In this article we have discussed the dimensions of growth and development of Karnataka
Why in News?
After the long standing unstability, finally a stable government has formed in Karnataka, which opened the gates of development and growth in the state.
What is the goal of Karnataka government for development?
Karnataka sets its goal to become a trillion-dollar economy by 2032. To achieve this goal, Karnataka needs a 18% Compound Annual Growth Rate in its Gross State Domestic Product (GSDP). The current CAGR of Karnataka is 13%. During the period of 2022-23, Karnataka’s per capita GSDP was somewhere $4,000. This is almost twice that of India’s per capita GDP.
What is the GDP number of Karnataka?
The GDP of Karnataka is around $250 billion, but the major drawback with it, is not even distribution. The bulk of contribution in the GDP from the services sector lies.
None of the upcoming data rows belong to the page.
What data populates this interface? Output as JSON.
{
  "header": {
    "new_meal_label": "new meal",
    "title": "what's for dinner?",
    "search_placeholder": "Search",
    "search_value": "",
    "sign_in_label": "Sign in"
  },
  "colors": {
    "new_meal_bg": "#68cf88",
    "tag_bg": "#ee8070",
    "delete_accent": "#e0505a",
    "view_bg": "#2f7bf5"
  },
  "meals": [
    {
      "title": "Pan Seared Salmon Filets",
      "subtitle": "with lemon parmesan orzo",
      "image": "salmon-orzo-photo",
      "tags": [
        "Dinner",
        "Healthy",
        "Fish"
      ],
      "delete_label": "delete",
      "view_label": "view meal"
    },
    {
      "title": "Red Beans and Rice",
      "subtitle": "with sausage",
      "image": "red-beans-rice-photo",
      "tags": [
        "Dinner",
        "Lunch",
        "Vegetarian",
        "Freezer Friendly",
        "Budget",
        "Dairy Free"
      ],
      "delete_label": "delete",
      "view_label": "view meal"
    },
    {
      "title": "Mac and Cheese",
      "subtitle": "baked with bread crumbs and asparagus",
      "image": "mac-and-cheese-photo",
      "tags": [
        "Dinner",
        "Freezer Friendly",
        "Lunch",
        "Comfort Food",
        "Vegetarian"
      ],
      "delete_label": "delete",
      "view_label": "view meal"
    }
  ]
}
There is also many regional disparities as well, like roughly $60 billion digital economy is largely centered in and around Bengaluru and nearby region.
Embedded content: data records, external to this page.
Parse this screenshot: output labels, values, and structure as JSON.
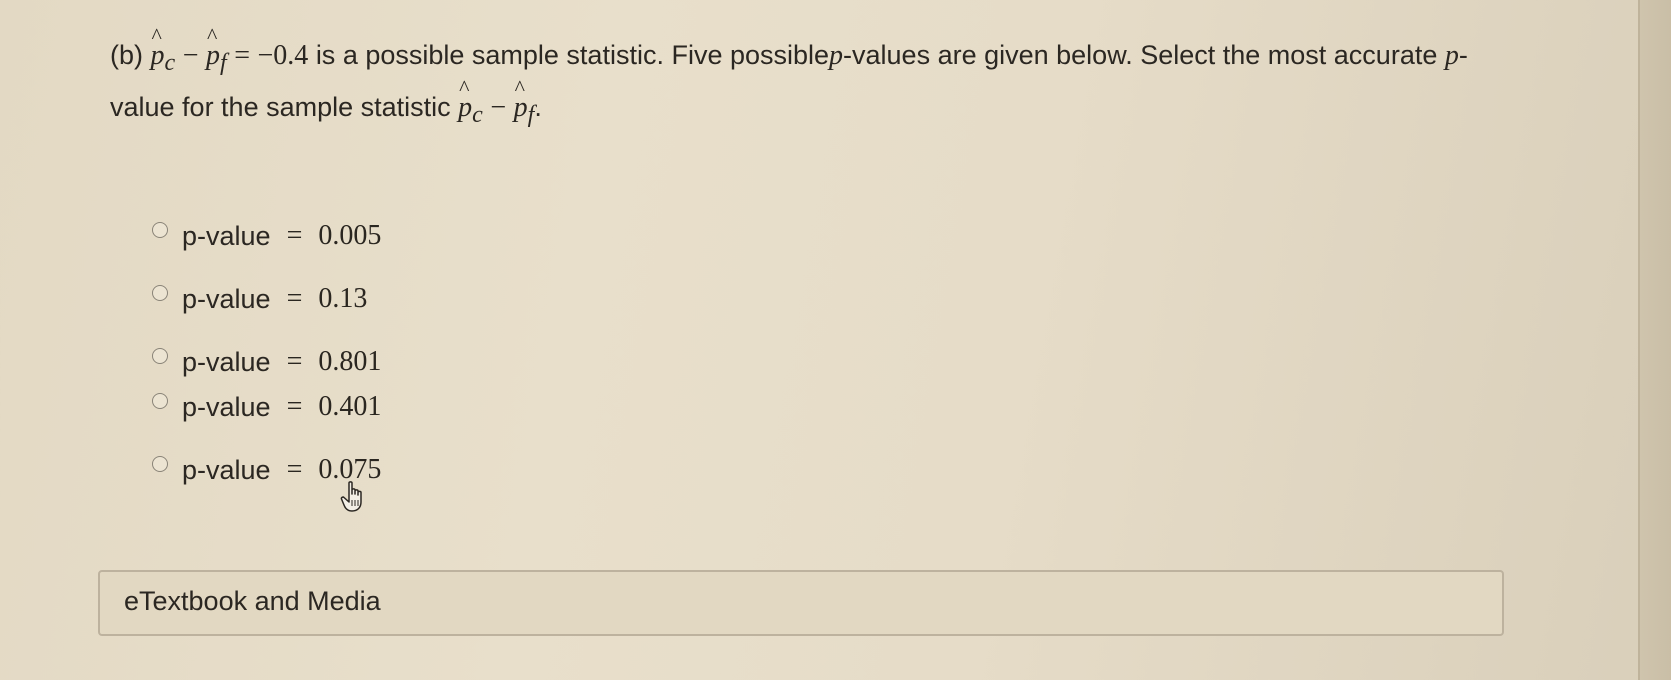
{
  "question": {
    "part_label": "(b)",
    "p_symbol": "p",
    "sub_c": "c",
    "sub_f": "f",
    "minus": "−",
    "equals": "=",
    "value": "−0.4",
    "text_1": "is a possible sample statistic. Five possible",
    "p_italic": "p",
    "text_2": "-values are given below. Select the most accurate",
    "p_italic_2": "p",
    "text_3": "-",
    "text_4": "value for the sample statistic",
    "end_period": "."
  },
  "options": [
    {
      "label": "p-value",
      "equals": "=",
      "value": "0.005"
    },
    {
      "label": "p-value",
      "equals": "=",
      "value": "0.13"
    },
    {
      "label": "p-value",
      "equals": "=",
      "value": "0.801"
    },
    {
      "label": "p-value",
      "equals": "=",
      "value": "0.401"
    },
    {
      "label": "p-value",
      "equals": "=",
      "value": "0.075"
    }
  ],
  "media": {
    "label": "eTextbook and Media"
  }
}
Is there any Knowledge Center?
The state capital has almost two million knowledge professionals. If we make a back of the envelope calculation, then we found that the staggering number of buses which run the workforce in and around, almost bring these places to a virtual halt.
What is the current position of Finance in the State?
The outstanding performence of IAS officers in finance has helped Karnataka on almost all fronts. They consistantly keep Karnataka fiscally sane. The Karnataka state falls in top 10 states in terms of tiny revenue surplus and this is a percentage of the GSDP is around 0.07%. In between these, Karnataka showed significant upstands. Like the ratio of capital expenditure to the total expenditure is stands at 17% at average. This figure brings Karnataka at top position in the country.
What is the position in terms of committed expenditure to revenue receipt?
The Karnataka falls lowest in the country, if we talk about the ratio of committed expenditure to revenue receipt, which stands 39 %. It is lowest as compare to other states such as Kerala and Punjab. Also, outstanding liabilities as a percentage of GSDP is at lowest, means at 20%, lowest of all states in the country.
What is the scope of Skilling and Reforms in Karnataka?
To enhance the scope of infrastructure and industry, we need to concentrate on skilling which should be relevant. Among many states, Telangana offers a good model of skilling by stablishing Skill and Knowledge Academy (TASK). The institute so far has trained and deployed an over 1,80,000 skilled workforce in the electronics industry.
Karnataka needs to focus on electronics and Software industries, to place itself as a leading player.